I tried to avoid that mistake first by being blandly autobiographical (in 1983, in mid-October 2019 et cetera) and second by leaning hard into spiritual drama (e.g. visits from King David). But it didn't work.
I must have realized this failure at some point while sleeping, because I woke up at 5 a.m. with a pressing need to write this correction (and not a lot of doubt about what the correction was to say).
So.
My writing is almost always an attempt to attract and then hold the gaze of a woman whose gaze is considered life-giving (that is, if she looks away too often or for too long I might cease to exist, where "cease to exist" means "be unable to write" but, of course, other forms of death are allowed, too).
On this view, the ideal reader has always been a particular woman who conforms to the image I make: highly sexualized, deeply religious, and obsessed with my writing.
As Jasper helpfully noted, the pathology as such involves a lot of alcohol, violence, implicit and explicit threats of abandonment, dead and dying animals . . . There is a reason Hansel and Gretel appeals the way it does!

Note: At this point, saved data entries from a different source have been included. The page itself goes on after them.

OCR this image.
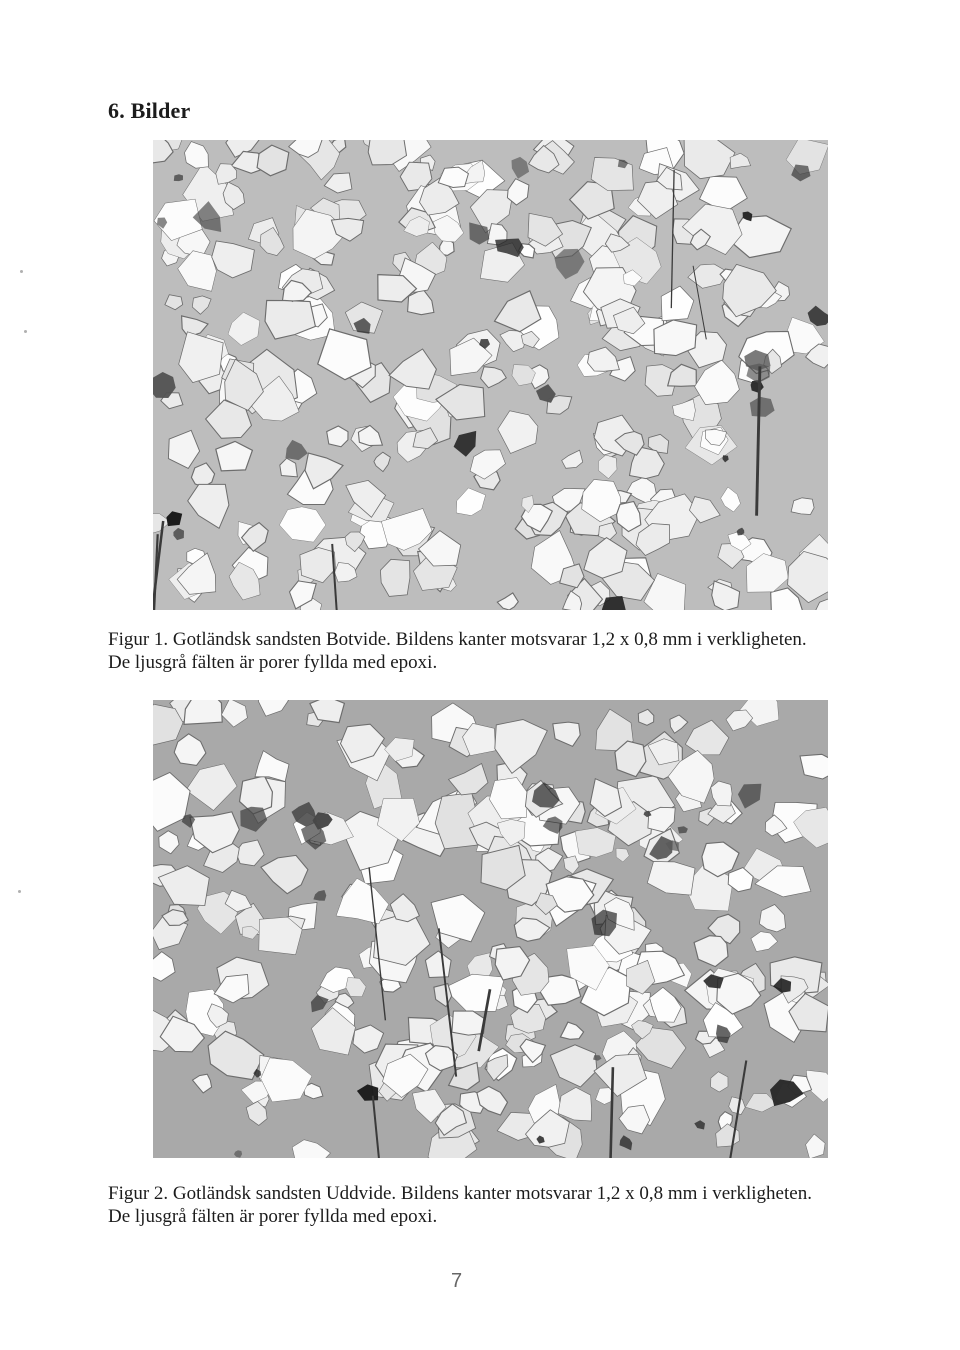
6. Bilder
Figur 1. Gotländsk sandsten Botvide. Bildens kanter motsvarar 1,2 x 0,8 mm i verkligheten.
De ljusgrå fälten är porer fyllda med epoxi.
Figur 2. Gotländsk sandsten Uddvide. Bildens kanter motsvarar 1,2 x 0,8 mm i verkligheten.
De ljusgrå fälten är porer fyllda med epoxi.
7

So yes. The writing is an entry into the pathology and someone has to go with me (Hansel needs his Gretel). Yet consent is fundamental. The whole thing only works if the woman agrees to step into the role. For a long time I was puzzled by this condition, but I think it has to do with nontrivial recognition that we are equals, and so the woman is also working on her own pathology in an intentional way. Gretel needs her Hansel (as Frank O'Hara would say, "this is getting rich, isn't it?").
I think where my experience of the pathology becomes most creative (like the difference between clutching at someone and dancing with them) is when the relational aspect of writer/reader (sean/ideal reader) clarifies, and I actually become interested in the reader's - the woman's - experience of the relationship. In this way, mutuality is established, which allows for love in the broadest, most inclusive (least conditional) sense.

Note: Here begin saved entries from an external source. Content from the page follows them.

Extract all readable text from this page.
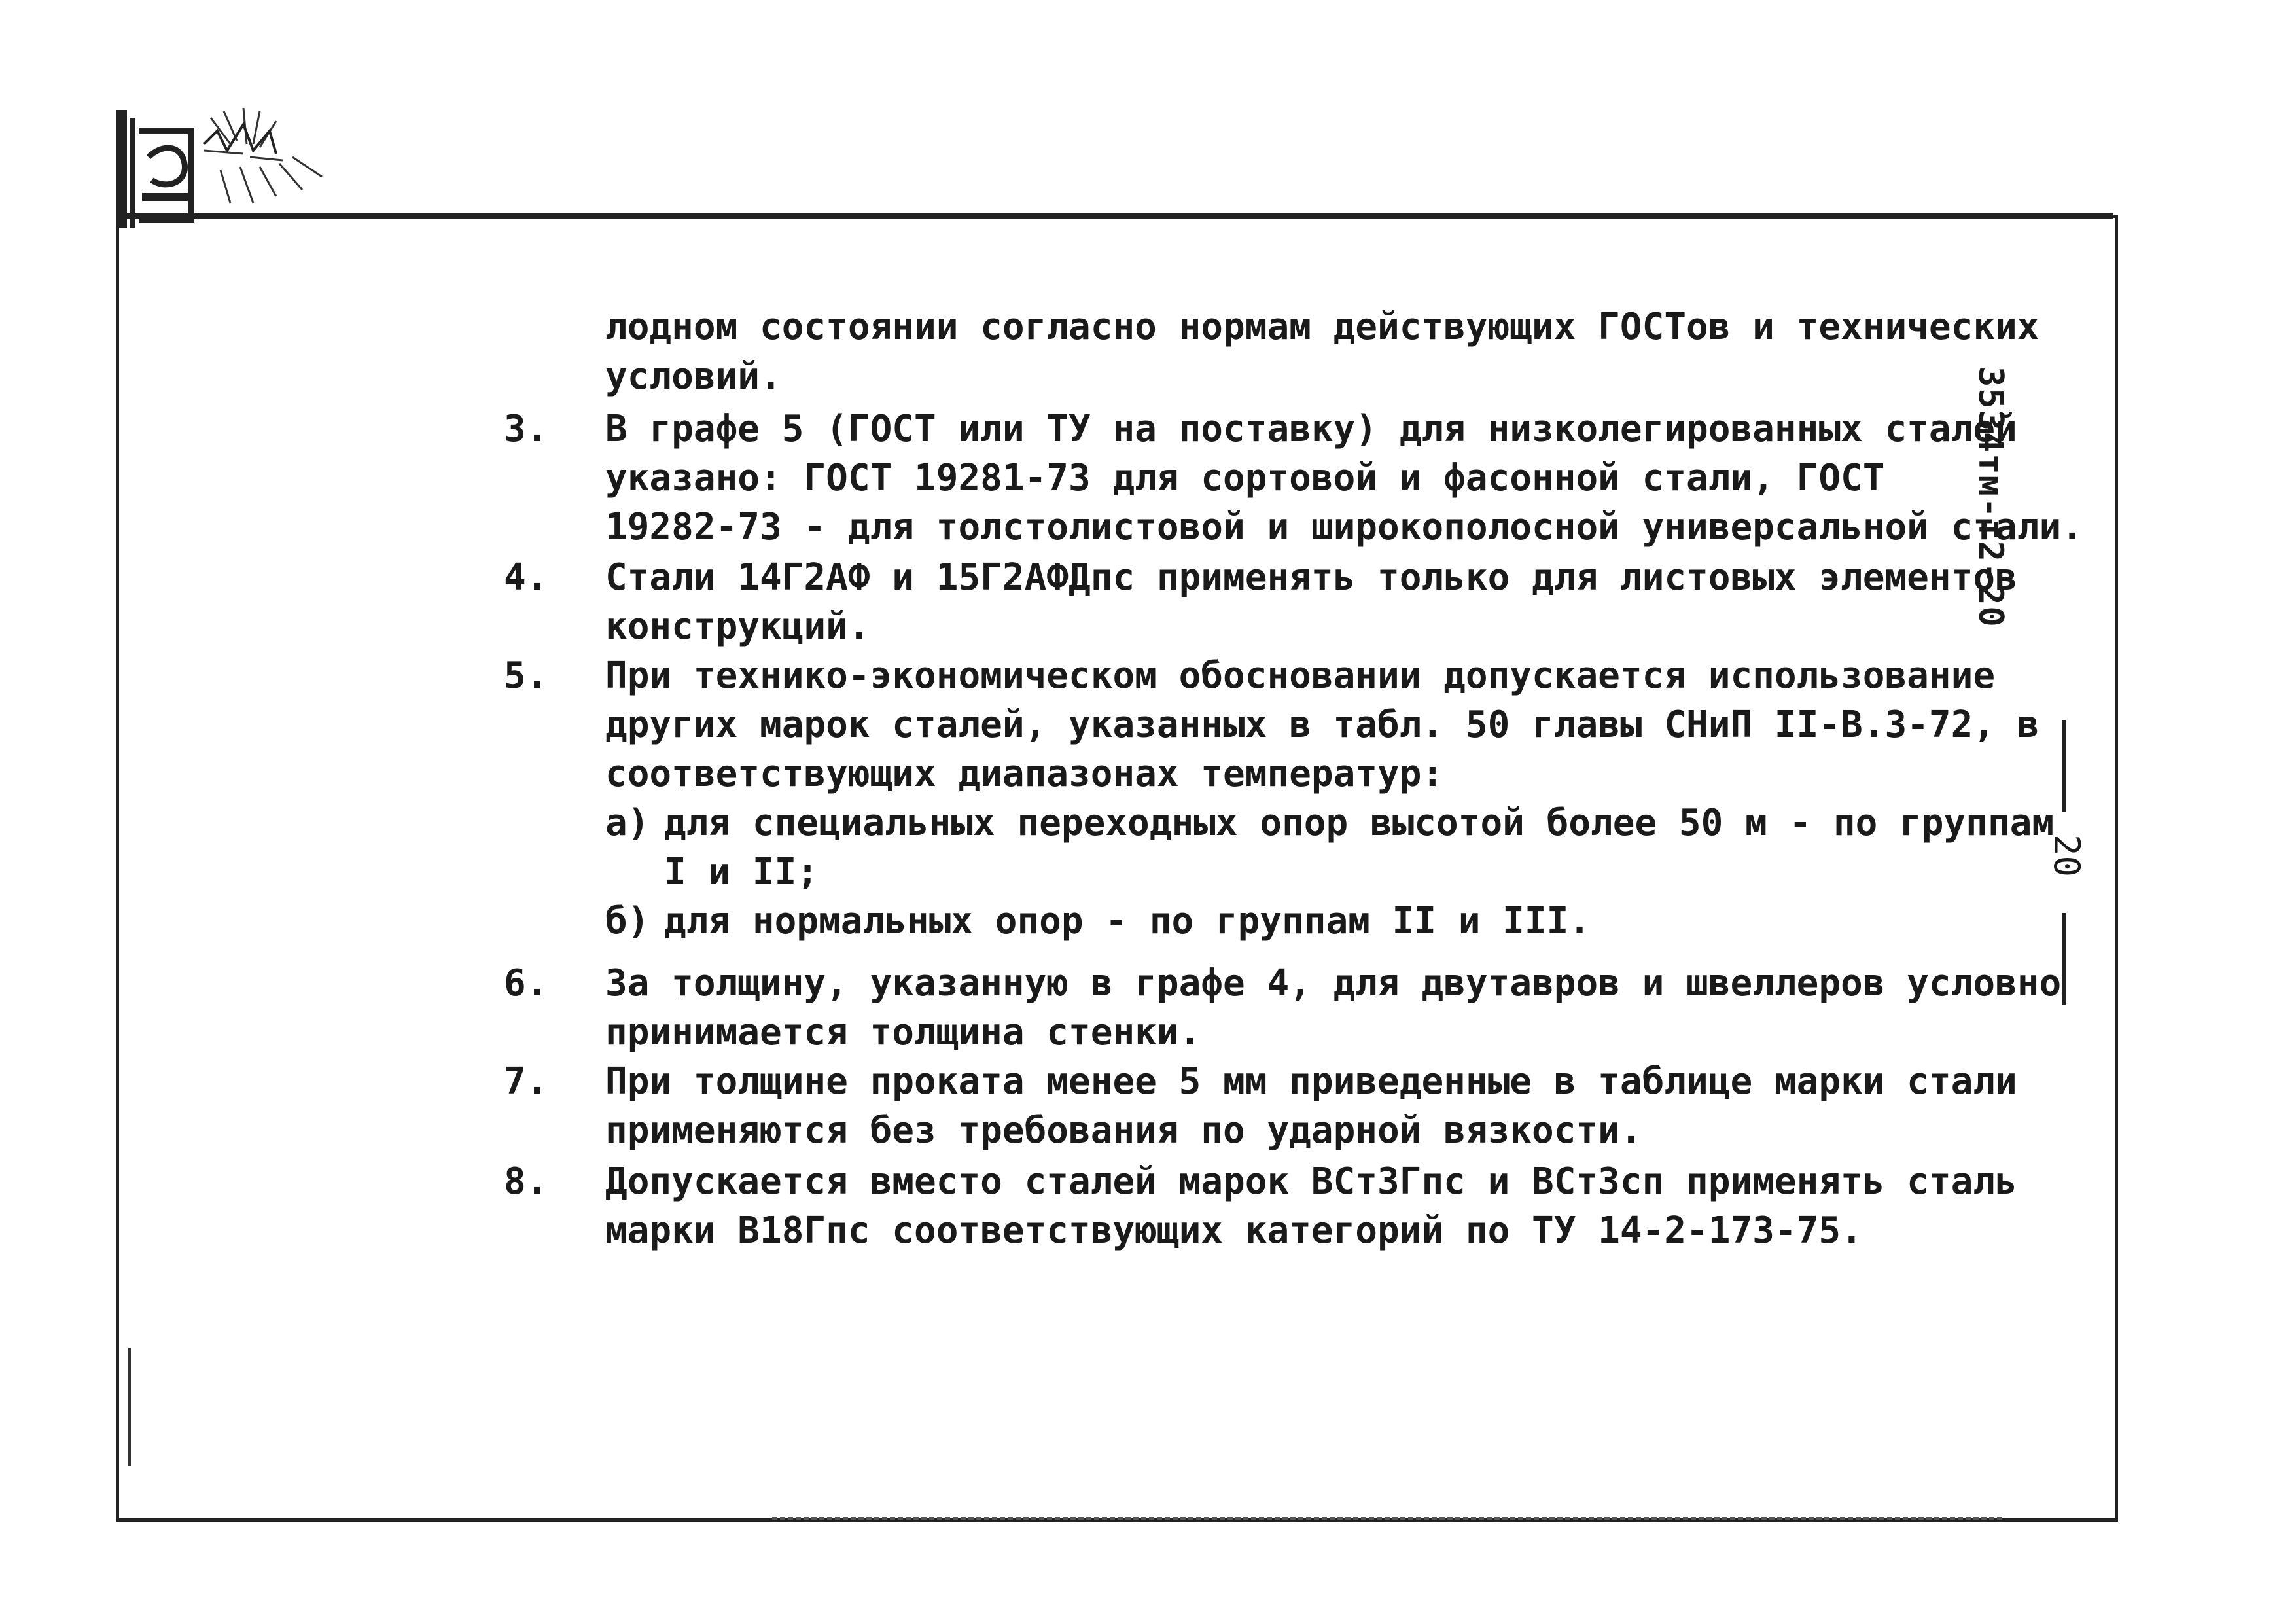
3534тм-т2-20
20
лодном состоянии согласно нормам действующих ГОСТов и технических
условий.
3. В графе 5 (ГОСТ или ТУ на поставку) для низколегированных сталей
указано: ГОСТ 19281-73 для сортовой и фасонной стали, ГОСТ
19282-73 - для толстолистовой и широкополосной универсальной стали.
4. Стали 14Г2АФ и 15Г2АФДпс применять только для листовых элементов
конструкций.
5. При технико-экономическом обосновании допускается использование
других марок сталей, указанных в табл. 50 главы СНиП II-В.3-72, в
соответствующих диапазонах температур:
а) для специальных переходных опор высотой более 50 м - по группам
I и II;
б) для нормальных опор - по группам II и III.
6. За толщину, указанную в графе 4, для двутавров и швеллеров условно
принимается толщина стенки.
7. При толщине проката менее 5 мм приведенные в таблице марки стали
применяются без требования по ударной вязкости.
8. Допускается вместо сталей марок ВСт3Гпс и ВСт3сп применять сталь
марки В18Гпс соответствующих категорий по ТУ 14-2-173-75.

For example, there was a point when I realized that I was overlooking the technical proficiency of D's poems in favor of combing through her prose & paintings for clues about who or what was the object of her adoration. This was liberating because instantly the focus shifted from a single-dimensional view of her to something more prismatic, in which she was a creator among many creators with her own writerly concerns. I began to wonder: how has she lived the pathology? How has she made it holy?
In this way, it was seen that the gaze, as such, went both ways.

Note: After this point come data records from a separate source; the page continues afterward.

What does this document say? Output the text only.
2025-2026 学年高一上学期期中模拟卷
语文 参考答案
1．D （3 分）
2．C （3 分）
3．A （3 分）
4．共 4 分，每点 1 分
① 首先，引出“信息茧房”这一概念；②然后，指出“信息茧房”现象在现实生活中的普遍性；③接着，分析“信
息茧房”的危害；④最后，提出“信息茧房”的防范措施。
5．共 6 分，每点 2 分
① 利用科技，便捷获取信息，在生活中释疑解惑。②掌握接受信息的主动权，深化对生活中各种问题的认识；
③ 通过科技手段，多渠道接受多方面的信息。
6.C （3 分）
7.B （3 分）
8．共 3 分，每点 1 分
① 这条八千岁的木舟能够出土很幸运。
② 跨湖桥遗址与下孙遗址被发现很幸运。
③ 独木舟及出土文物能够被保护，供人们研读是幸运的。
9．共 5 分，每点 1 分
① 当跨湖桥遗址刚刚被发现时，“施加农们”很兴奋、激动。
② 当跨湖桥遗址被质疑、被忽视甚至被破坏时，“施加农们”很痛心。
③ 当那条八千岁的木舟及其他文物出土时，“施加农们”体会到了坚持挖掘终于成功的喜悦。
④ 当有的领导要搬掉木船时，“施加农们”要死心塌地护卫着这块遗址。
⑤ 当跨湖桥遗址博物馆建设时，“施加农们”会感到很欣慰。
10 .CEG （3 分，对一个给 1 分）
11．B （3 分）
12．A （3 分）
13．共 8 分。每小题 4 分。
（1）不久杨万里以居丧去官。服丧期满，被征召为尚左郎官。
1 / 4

That is, when the other is freed from the colonial bounds of our projection - our insistence they conform to this or that image and symbolic ideal - then we are freed as well.
For me, in this way, writing has always been about healing. Sometimes it heals by actually making clear which was to go next (stop practicing EFT and start studying ACIM) and sometimes by allowing one's experience of writing and reading to actually modify itself so that the way one lives becomes gentler, kinder, and more loving.
This writing belongs in the latter category.
There is more to say obviously about the pathology. And Hansel and Gretel.
And there is potentially a lot to say here about Emily Dickinson (who was very close to the concern about what language to use in order to get as close to one's pathology as possible), Humberto Maturana (whose work on love has been clarifying at a late but hopefully not too late juncture, and whose feminism has stabilized a lot of my political wanderlust) and James Hillman (from whose conversations with Laura Pozzo my use of "pathology" is culled, ineptly for sure but not unhelpfully) but I let that "lot to say" stand with only this bare nod. Perhaps another day.